By Guy Faulconbridge and Paul Sandle
SUNDERLAND, England (Reuters) -Nissan Motor Co bet on Britain to supercharge its European electric future on Thursday, pledging $1.4 billion with its Chinese partner to build a giant battery plant that will power 100,000 vehicles a year including a new crossover model.
Facing the most profound technological shift in a century, the titans of the auto industry are racing to secure battery supply close to the factories where they will make the new cleaner electric vehicles of the future.
Nissan cast its backing for the 9 gigawatt-hour (GWh) plant as illustrative of a rejuvenation of Britain’s automotive industry, which has for five years grappled with the fear that Brexit could cut off the rest of the European market.
“This project is the demonstration of the renaissance of the British car industry,” Ashwani Gupta, Nissan’s chief operating officer, told reporters at the Sunderland plant, which exports 70% of its vehicles to the European Union.
British Prime Minister Boris Johnson said Nissan’s move was “a major vote of confidence in the UK and our highly skilled workers in the North East”. Nissan said Britain had backed the plan, but did not detail any guarantees or incentives.
The 1 billion-pound ($1.4 billion) investment by Nissan, its Chinese partner Envision AESC and local government in northeast England will create 6,200 jobs at the Sunderland plant and in British supply chains.
Nissan will spend up to 423 million pounds to produce a new-generation all-electric crossover vehicle at the plant, where it already produces the LEAF electric vehicle and the Qashqai crossover SUV. The new vehicle has yet to be named and there is no launch date.
As world powers try to slash carbon emissions by scrapping the fossil-fuel guzzling internal combustion engine, Britain has pledged to ban the sale of new diesel and petrol cars from 2030.
Going electric, though, is hard.
China dominates the production of electric vehicle batteries and the processing of the minerals used to make them, though the United States and Europe are trying to catch up.
Western leaders, including Johnson, are loath to sacrifice hundreds of thousands of automotive jobs – often in politically sensitive constituencies – by importing batteries from China, rather than manufacturing domestically.
And unless Britain can build both battery production and supply chains, it risks losing its four-decade reputation as the investor-friendly gateway for top companies seeking to export to the rest of Europe.
Envision could invest an additional 1.8 billion pounds in the battery plant to expand generating capacity to up to 25GWh and create 4,500 new jobs in the region by 2030. There is potential on site for up to 35GWh.
“We also want to build the supply ecosystem in the country – but you do need critical mass,” Zhang Lei, Envision Group founder and chief executive, told Reuters.
Zhang said the battery plant could supply other manufacturers and hoped that, once it expanded capacity, it would be able to export, including to Europe.
Still, Britain is far short of the installed battery capacity it will need to power electric cars in the long term and there are risks the technology will be superseded.

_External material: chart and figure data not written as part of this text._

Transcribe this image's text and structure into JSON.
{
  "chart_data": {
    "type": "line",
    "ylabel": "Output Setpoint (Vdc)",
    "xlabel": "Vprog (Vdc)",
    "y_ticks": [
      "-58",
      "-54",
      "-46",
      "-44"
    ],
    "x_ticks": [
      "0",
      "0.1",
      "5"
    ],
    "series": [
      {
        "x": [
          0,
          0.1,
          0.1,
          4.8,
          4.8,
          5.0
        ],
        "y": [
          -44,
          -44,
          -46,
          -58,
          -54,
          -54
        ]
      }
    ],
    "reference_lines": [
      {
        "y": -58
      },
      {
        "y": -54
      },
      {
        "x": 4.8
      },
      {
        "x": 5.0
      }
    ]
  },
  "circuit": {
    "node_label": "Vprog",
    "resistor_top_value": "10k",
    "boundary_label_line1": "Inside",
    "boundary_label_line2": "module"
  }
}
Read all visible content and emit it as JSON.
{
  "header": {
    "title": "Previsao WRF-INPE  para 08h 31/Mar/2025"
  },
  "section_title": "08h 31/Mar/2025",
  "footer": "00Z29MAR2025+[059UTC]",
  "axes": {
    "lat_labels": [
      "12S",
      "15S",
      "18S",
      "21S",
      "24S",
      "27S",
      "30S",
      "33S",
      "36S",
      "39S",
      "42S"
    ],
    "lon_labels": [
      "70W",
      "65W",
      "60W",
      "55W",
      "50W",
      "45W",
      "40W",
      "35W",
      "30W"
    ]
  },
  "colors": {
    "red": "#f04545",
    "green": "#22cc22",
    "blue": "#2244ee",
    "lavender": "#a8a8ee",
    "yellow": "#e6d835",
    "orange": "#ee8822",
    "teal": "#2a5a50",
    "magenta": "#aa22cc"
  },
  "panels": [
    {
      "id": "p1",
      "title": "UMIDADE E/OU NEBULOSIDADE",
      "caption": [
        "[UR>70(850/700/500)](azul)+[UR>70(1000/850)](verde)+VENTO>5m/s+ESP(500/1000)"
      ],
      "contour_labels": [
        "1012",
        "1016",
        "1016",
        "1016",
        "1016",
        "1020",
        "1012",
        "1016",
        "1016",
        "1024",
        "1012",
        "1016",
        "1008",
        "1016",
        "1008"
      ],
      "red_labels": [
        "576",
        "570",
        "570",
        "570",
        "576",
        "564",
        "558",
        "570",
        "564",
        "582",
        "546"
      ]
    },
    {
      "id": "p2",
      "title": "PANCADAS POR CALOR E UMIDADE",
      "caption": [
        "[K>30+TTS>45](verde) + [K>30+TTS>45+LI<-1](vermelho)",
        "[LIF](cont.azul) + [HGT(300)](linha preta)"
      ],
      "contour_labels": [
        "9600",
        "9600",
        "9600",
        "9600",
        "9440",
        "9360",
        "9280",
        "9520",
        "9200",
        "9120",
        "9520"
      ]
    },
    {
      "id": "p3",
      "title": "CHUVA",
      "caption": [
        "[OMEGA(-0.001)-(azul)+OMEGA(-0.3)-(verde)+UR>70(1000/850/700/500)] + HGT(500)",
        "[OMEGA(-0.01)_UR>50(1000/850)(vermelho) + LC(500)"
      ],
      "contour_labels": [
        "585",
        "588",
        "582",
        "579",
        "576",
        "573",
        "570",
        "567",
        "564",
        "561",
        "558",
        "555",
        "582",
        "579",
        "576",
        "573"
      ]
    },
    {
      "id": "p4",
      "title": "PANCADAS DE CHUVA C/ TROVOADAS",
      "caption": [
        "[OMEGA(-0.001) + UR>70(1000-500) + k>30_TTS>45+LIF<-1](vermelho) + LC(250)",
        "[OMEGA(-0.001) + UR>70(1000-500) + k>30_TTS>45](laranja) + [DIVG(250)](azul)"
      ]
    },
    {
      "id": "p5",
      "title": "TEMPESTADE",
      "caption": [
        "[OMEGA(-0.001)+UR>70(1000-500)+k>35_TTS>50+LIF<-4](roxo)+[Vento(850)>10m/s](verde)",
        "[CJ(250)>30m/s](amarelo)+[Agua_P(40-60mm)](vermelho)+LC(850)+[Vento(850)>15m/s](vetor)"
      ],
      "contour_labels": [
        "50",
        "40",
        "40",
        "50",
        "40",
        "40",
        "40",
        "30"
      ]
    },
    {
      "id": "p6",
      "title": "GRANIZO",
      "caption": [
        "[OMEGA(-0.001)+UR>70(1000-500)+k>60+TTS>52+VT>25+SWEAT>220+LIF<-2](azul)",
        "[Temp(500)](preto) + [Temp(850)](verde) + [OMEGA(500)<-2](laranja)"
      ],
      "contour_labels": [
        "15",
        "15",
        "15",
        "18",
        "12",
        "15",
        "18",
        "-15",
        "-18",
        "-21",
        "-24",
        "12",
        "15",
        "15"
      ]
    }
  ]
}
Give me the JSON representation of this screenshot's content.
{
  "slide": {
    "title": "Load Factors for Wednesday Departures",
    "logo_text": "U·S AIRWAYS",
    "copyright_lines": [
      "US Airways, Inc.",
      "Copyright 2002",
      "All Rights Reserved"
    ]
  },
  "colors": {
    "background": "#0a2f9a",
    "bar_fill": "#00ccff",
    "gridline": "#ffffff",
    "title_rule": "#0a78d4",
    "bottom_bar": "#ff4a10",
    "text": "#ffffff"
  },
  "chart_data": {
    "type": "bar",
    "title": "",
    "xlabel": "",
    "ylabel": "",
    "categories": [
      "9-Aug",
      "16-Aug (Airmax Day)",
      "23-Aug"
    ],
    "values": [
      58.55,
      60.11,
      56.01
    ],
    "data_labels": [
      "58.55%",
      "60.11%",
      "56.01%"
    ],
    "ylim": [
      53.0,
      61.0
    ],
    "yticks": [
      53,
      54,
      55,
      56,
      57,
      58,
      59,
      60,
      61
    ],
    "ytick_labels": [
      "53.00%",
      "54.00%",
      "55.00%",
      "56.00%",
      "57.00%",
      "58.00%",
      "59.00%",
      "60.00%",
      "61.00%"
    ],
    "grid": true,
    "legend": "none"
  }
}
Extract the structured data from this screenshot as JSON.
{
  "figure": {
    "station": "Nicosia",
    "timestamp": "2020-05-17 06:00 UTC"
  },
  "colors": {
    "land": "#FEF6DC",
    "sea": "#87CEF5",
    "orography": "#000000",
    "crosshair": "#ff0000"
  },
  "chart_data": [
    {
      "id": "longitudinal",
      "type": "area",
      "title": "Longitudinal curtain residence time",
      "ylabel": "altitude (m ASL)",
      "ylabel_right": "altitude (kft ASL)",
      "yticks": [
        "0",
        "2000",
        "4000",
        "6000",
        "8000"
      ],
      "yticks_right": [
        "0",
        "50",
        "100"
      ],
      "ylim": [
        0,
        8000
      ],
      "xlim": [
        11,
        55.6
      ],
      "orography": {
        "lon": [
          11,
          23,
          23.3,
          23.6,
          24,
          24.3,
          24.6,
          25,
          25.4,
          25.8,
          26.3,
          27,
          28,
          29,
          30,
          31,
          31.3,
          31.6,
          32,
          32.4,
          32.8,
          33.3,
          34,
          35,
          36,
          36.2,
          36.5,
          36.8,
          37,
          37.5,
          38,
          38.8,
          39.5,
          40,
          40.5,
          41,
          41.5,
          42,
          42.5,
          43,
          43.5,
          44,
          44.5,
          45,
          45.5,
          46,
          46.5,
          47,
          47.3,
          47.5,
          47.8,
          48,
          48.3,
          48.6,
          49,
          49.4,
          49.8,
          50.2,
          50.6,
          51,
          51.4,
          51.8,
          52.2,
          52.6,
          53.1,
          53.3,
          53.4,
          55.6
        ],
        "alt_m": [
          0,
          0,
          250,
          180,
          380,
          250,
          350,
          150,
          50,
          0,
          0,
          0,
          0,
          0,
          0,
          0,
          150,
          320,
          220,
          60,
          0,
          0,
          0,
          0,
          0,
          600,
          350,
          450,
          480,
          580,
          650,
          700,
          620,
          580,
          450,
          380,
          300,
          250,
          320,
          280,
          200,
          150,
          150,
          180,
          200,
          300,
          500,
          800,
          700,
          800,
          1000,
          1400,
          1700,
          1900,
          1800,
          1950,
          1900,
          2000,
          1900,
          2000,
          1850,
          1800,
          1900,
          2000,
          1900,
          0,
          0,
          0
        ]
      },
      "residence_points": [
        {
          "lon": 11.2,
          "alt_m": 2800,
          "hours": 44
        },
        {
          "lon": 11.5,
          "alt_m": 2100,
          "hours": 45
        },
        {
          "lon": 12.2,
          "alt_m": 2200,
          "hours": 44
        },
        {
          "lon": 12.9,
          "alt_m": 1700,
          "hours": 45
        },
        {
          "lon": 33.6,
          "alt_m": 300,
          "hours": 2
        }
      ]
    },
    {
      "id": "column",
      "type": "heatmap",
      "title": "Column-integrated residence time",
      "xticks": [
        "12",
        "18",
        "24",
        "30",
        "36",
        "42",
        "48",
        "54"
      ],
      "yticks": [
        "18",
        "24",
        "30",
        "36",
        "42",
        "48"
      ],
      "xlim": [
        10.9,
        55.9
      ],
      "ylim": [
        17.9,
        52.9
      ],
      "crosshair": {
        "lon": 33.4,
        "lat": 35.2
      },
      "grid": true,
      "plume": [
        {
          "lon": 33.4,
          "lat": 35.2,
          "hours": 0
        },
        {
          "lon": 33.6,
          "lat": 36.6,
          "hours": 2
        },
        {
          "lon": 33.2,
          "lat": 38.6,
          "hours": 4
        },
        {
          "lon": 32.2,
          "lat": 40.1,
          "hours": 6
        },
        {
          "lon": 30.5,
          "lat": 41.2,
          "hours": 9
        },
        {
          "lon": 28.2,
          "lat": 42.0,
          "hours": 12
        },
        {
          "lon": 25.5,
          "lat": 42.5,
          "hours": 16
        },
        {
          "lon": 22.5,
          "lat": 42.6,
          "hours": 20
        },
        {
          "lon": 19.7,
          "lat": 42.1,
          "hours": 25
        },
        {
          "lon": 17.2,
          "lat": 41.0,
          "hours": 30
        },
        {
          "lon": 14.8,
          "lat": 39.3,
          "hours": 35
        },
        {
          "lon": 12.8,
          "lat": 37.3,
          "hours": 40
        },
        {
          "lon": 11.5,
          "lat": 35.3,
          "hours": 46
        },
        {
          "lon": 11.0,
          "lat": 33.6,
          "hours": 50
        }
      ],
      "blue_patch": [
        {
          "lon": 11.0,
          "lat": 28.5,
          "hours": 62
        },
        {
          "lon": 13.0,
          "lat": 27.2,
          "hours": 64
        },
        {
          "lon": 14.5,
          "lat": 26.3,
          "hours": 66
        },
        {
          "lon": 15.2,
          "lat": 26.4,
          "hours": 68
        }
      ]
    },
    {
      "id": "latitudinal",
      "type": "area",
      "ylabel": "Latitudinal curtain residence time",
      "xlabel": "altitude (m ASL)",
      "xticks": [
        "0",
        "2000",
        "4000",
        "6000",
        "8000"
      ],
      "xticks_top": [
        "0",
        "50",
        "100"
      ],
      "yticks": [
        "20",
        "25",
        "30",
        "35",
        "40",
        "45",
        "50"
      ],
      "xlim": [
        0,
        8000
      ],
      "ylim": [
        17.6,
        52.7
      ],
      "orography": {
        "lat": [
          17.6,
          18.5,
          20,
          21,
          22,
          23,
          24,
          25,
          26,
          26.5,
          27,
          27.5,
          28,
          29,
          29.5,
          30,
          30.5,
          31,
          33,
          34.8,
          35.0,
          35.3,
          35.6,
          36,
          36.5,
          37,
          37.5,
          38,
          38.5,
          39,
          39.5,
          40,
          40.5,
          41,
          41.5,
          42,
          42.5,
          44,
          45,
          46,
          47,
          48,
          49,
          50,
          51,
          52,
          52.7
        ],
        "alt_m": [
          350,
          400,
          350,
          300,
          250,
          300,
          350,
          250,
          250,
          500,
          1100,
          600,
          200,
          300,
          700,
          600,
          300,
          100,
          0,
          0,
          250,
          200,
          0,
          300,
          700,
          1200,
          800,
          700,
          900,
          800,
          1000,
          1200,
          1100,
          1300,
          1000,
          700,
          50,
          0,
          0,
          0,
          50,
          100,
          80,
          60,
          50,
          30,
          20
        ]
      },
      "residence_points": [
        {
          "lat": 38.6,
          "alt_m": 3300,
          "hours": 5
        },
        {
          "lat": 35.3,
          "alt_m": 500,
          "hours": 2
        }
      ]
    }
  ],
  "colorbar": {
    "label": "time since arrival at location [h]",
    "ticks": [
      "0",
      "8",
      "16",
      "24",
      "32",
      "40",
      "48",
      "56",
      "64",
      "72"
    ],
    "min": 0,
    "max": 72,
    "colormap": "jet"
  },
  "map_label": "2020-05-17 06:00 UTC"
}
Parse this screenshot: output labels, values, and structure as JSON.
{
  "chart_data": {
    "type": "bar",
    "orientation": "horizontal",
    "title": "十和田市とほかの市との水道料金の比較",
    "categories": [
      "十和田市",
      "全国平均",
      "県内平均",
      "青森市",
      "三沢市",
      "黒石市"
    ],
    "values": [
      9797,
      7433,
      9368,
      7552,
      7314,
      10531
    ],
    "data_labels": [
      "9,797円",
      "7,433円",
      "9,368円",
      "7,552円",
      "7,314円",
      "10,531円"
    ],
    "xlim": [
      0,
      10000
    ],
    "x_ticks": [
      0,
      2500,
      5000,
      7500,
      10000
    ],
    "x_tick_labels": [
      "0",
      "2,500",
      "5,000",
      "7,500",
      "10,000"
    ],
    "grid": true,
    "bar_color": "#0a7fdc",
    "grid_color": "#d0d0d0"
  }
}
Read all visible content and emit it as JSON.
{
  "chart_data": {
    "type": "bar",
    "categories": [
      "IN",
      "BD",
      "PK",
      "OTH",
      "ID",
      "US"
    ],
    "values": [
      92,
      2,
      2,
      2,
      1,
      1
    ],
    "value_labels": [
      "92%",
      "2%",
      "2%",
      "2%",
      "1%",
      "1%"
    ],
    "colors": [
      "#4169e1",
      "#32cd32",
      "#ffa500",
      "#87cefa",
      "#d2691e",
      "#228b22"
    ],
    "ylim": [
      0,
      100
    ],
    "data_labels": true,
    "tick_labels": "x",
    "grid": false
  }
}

“Battery development and production is currently in a complete state of flux – chaos even,” said Bob Hanck, associate professor of political economy at the London School of Economics. “Any investment now runs the risk of closing of technologically more advanced options a few years from now.”
Nissan said the new crossover, to be built on the Alliance CMF-EV platform shared by partners Renault and Mitsubishi, would be exported to European markets.
Japan’s capital has used Britain as a gateway to Europe since the early 1980s, when then Prime Minister Margaret Thatcher persuaded Nissan to build a plant in Sunderland on an old airfield.
Japanese investors worried the Brexit vote – which was particularly strong in Sunderland – would scupper their bets.
A new trade deal agreed with the EU last year allows the free trade of cars but with a dangerous twist about rules of origin – at least 40% of the value of a car has to be produced in the United Kingdom or EU to be sold in the bloc.
That requirement rises to 55% from 2027 – a crucial detail that would mean an imported battery, which can make up half the vehicle’s sale price, would close off the European market to British-based car factories.
The new model takes Nissan’s total capital investment in the Sunderland plant past 5 billion pounds.
“This is not one shot, this is not one car, this is the plan and this is for 10 years’ engagement,” Guillaume Cartier, Nissan chairman for Africa, Middle East, India, Europe & Oceania, told Reuters.